Sensitive and accurate methodology for measuring the kinetics of concentration-dependent hydrocarbon metabolism rates in seawater by microbial communities.

A method having sufficient sensitivity to resolve the kinetic constants for dissolved nonpolar substrate metabolism, together with the related rate constants in natural waters, is presented. The method is based on the rate of CO(2) recovery from radioactive dissolved substrate. Sensitivity is enhanced by using large seawater volumes, high-specific-activity isotopes, and by reducing background radioactivity. Before use, commercial isotopes are purified by mild alkaline hydrolysis followed by sublimation from base to remove CO(2) as well as interfering polar C-substrates. During sample analysis, chilled Tenax resin is used to remove volatile C-substrate from the nitrogen stream containing CO(2) recovered from substrate oxidation.
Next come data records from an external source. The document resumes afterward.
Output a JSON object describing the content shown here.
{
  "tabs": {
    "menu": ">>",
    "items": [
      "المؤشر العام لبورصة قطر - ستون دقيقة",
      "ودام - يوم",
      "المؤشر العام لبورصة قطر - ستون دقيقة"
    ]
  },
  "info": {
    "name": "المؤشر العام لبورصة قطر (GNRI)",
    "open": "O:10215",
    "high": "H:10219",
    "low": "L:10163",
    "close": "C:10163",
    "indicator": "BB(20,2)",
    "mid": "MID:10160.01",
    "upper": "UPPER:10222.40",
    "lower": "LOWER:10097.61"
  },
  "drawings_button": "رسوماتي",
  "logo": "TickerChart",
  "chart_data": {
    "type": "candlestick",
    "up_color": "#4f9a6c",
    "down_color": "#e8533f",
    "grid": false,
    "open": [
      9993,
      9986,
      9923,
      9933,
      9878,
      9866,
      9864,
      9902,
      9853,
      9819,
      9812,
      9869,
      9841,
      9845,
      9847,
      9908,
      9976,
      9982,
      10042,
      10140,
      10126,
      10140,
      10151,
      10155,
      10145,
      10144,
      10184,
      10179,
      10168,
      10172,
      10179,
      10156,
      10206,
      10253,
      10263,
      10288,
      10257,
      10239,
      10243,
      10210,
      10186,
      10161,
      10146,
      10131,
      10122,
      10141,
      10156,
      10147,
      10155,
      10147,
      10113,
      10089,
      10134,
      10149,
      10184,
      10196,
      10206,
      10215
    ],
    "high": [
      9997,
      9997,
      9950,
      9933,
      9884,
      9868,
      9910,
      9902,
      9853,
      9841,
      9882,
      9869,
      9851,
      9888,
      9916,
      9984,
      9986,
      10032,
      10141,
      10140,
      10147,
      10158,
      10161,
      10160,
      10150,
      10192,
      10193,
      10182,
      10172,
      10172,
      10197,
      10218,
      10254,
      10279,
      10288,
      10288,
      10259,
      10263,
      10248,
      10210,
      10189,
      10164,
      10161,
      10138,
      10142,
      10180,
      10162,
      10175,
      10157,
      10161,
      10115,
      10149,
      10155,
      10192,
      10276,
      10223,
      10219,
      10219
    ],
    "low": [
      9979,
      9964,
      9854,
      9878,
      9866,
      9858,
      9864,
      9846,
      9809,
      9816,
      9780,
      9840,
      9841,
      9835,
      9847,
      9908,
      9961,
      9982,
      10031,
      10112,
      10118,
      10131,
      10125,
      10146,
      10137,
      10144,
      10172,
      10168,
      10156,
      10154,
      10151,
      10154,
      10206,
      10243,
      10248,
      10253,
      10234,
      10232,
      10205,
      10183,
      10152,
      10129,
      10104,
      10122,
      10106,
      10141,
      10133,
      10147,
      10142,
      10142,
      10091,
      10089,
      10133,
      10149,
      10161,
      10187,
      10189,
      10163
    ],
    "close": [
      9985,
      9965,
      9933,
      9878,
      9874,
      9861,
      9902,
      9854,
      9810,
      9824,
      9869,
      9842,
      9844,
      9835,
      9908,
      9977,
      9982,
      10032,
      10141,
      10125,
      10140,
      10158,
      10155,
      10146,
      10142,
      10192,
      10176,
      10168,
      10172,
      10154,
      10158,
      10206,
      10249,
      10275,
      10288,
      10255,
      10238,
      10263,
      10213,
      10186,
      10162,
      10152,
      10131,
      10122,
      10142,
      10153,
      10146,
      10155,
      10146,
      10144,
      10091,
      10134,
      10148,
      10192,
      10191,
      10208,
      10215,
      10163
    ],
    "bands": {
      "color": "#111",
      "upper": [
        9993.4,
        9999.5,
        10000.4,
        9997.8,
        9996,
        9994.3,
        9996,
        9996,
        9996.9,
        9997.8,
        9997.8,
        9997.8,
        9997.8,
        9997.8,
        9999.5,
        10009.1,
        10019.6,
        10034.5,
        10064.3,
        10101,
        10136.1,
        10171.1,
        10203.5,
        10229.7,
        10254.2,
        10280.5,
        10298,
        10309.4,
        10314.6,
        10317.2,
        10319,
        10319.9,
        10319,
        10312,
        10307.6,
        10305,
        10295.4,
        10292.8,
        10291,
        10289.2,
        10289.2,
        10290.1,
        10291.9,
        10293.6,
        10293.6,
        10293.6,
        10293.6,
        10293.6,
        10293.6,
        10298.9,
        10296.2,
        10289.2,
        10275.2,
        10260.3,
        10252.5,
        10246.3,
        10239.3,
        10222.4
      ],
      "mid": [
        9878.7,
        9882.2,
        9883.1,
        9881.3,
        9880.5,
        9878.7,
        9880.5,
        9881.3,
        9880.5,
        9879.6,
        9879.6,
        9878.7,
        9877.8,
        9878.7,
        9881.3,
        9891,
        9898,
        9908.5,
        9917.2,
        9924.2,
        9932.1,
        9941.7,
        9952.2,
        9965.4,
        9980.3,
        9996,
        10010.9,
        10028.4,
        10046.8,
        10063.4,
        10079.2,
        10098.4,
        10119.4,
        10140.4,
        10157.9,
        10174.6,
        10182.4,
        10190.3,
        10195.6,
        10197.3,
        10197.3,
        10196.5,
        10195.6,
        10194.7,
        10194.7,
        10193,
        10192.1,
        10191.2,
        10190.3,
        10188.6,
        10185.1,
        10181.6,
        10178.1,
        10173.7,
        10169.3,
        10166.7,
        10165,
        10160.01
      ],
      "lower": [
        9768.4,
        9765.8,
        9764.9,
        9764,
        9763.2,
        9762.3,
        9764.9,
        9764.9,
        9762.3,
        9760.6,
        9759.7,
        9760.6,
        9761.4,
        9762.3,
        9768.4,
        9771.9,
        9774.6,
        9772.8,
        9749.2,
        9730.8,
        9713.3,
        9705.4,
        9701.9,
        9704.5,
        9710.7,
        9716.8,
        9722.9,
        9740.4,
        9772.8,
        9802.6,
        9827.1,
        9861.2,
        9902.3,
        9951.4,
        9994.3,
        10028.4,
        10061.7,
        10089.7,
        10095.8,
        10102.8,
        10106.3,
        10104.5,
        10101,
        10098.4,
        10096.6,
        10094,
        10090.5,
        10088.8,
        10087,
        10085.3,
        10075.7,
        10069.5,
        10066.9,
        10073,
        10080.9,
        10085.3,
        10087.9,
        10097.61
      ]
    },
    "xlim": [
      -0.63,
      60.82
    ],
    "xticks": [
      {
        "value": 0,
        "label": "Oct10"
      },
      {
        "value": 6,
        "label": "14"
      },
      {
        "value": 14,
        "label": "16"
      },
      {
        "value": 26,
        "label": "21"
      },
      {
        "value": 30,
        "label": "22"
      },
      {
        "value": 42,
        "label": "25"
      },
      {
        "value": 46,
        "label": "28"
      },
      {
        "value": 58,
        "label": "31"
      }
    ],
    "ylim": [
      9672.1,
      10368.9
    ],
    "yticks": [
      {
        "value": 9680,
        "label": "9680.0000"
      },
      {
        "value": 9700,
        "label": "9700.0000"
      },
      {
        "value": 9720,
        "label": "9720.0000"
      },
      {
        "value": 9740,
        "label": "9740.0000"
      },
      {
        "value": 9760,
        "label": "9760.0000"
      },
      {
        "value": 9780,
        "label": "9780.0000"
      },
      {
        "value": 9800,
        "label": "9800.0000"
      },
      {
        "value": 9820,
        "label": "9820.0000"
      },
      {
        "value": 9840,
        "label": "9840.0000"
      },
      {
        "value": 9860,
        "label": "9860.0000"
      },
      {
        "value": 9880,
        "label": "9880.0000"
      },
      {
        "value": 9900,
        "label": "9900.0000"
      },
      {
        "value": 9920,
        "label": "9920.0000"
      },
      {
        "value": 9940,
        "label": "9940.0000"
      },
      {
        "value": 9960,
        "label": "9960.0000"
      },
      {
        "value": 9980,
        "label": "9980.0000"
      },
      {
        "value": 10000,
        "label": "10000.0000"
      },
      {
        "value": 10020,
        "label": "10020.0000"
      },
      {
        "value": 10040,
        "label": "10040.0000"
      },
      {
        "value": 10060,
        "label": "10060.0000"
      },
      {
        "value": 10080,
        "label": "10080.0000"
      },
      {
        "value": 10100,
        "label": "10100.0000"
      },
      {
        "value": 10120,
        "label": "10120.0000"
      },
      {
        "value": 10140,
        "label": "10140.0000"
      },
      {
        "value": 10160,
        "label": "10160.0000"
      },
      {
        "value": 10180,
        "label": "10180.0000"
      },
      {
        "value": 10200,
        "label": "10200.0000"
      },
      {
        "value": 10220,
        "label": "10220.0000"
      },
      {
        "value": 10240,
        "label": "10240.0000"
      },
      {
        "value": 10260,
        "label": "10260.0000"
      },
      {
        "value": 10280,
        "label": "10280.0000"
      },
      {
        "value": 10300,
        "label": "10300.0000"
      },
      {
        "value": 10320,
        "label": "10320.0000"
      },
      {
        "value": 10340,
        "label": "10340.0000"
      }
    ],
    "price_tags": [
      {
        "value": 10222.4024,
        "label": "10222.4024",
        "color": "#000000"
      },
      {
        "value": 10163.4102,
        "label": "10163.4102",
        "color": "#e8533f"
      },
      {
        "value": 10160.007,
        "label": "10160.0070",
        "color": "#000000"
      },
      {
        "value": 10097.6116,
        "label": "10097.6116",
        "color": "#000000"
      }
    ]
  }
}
Chromatographic evidence of purity, shown to be insufficient, is augmented by kinetic data from toluene utilization by mixed cultures and by rates in induced versus noninduced pure cultures. Accuracy is enhanced by using short (<10 h) incubation times and small hydrocarbon concentrations so that the metabolism rates in unamended natural water systems can be evaluated. Toluene metabolism rates in seawater as low as 1 pg/liter per h and at concentrations as low as 20 ng/liter have been determined.